Un diario de preguntas existenciales
Manifiesto a la vez político y artístico, el nuevo film del director de Cabeza de palo expresa su relación con el cine y lo sagrado.
La historia que cuenta el cineasta Ernesto Baca en Réquiem para un film olvidado tiene su inicio en una fecha muy precisa y de perfil profético: 12-12-12. Ese día, el 12 de diciembre de 2012, la multinacional Kodak discontinuó la producción de película para cine, demoliendo sus plantas productoras. Por eso la palabra “film” en el título resulta precisa e irremplazable: Baca se apresta a narrar la historia personal de su vínculo no solo con el cine, sino con el film, ese soporte físico y vital que signó los primeros cien años de historia del arte de la imagen en movimiento.
Baca es un artista que milita por aquellos formatos tradicionales que el devenir tecnológico ha declarado obsoletos y Réquiem para un film olvidado –que se dice inspirado nada menos que en La sociedad del espectáculo, el radical texto de Guy Debord– es un manifiesto a la vez político y artístico. Un acto de magia, en tanto el director de Cabeza de palo (2002) entiende al cine como la manufactura de lo maravilloso, pero también como un acto de resistencia en la batalla contra la extinción. Construida a partir de las herramientas del cine experimental, que en sus manos parecen producir resultados no muy distintos de los obtenidos por precursores del género como Narcisa Hirsch o Claudio Caldini en la efervescente década de 1970, la película representa un verdadero desafío para el espectador actual. La narrativa de Baca es arborescente, deambulante al punto de muchas veces parecer inconexa. Pero en ese dejar fluir su propio relato el director va acumulando ideas y preguntas, aunque a veces su prosa se vuelve algo excesiva, recargada.
Entre las muchas ideas que propone, Baca relaciona el concepto de lo maternal, ese núcleo que representa el propio origen y la conformación de una identidad, con lo que para él mismo en tanto artista significan los formatos experimentales del cine analógico, en particular el Super 8. Del mismo modo compara el cambio de costumbres que implicó su conversión a la religión hindú siendo parte de una familia de tradicional base católica, con el cambio que representa el paso del celuloide al digital en el cine. Alteraciones que para un cineasta radical implican antes un cambio de fe que una mera modificación en las condiciones de trabajo. Porque Baca parece relacionarse con el cine del mismo modo en que se relaciona con lo sagrado, como si de algún modo las películas encarnaran la parte trascendente de su forma de transitar lo humano.
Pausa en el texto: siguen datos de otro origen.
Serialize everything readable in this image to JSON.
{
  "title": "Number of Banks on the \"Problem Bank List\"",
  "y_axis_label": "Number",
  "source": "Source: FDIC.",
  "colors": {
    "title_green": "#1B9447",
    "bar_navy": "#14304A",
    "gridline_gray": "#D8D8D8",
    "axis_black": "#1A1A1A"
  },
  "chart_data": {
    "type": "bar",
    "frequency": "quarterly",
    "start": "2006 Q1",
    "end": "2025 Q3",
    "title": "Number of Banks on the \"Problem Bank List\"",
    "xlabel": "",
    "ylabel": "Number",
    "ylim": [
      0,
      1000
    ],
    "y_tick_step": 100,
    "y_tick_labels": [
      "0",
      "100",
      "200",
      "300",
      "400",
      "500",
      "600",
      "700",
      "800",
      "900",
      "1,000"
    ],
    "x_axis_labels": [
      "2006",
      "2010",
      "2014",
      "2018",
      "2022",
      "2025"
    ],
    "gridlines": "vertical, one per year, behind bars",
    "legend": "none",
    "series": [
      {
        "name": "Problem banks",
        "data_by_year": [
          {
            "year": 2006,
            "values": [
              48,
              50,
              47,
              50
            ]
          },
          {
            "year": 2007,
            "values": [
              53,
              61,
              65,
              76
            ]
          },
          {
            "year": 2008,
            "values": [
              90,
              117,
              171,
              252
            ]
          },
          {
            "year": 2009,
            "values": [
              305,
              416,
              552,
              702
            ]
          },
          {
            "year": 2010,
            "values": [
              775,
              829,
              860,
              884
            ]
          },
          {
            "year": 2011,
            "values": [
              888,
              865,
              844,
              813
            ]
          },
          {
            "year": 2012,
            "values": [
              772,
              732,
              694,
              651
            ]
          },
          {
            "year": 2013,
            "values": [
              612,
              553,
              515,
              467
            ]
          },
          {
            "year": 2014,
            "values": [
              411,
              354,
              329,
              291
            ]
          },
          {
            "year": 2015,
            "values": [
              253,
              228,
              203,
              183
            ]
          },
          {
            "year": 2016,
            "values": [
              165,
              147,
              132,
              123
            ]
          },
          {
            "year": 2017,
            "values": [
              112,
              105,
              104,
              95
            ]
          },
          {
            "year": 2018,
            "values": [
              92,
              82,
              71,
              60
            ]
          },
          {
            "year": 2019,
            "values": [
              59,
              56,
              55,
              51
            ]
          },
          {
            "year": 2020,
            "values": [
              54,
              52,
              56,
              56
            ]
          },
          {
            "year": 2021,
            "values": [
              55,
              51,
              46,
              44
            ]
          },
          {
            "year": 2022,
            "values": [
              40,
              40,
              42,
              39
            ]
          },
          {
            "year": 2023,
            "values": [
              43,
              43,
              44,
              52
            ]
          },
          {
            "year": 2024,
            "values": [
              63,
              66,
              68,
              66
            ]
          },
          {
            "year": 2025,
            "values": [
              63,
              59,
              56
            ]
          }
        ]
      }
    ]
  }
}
Sin embargo, hay mucho de digital en el cine de base analógica de Baca. En su extraordinaria banda sonora se superponen una cantidad de sonidos muchas veces cercanos a géneros de la música electrónica como el noise o el industrial, que generan el ambiente ideal para los alucinados montajes de Baca. Pero al mismo tiempo resultan ambiguos en relación con su manifiesto de artesano pre digital. A esta aparente contradicción responde el propio director, ya pasada la primera mitad de la proyección: “Madre, ninguna cultura está separada de otra. Esto es una ilusión. Ninguna cultura es mejor que la otra. Esto es otra ilusión. Todas tienen sus propios fines y solo tomamos de ellas lo que de verdad nos sirve.”
De esta forma Réquiem por un film olvidado no solo es el registro de una búsqueda estética y cinematográfica, sino un diario de preguntas existenciales que alimentan una búsqueda mayor, algo que con ligereza reduccionista podría entenderse como el sentido de la vida. Y en el medio una declaración de principios que es a la vez un grito desesperado: “No busco público: busco testigos.”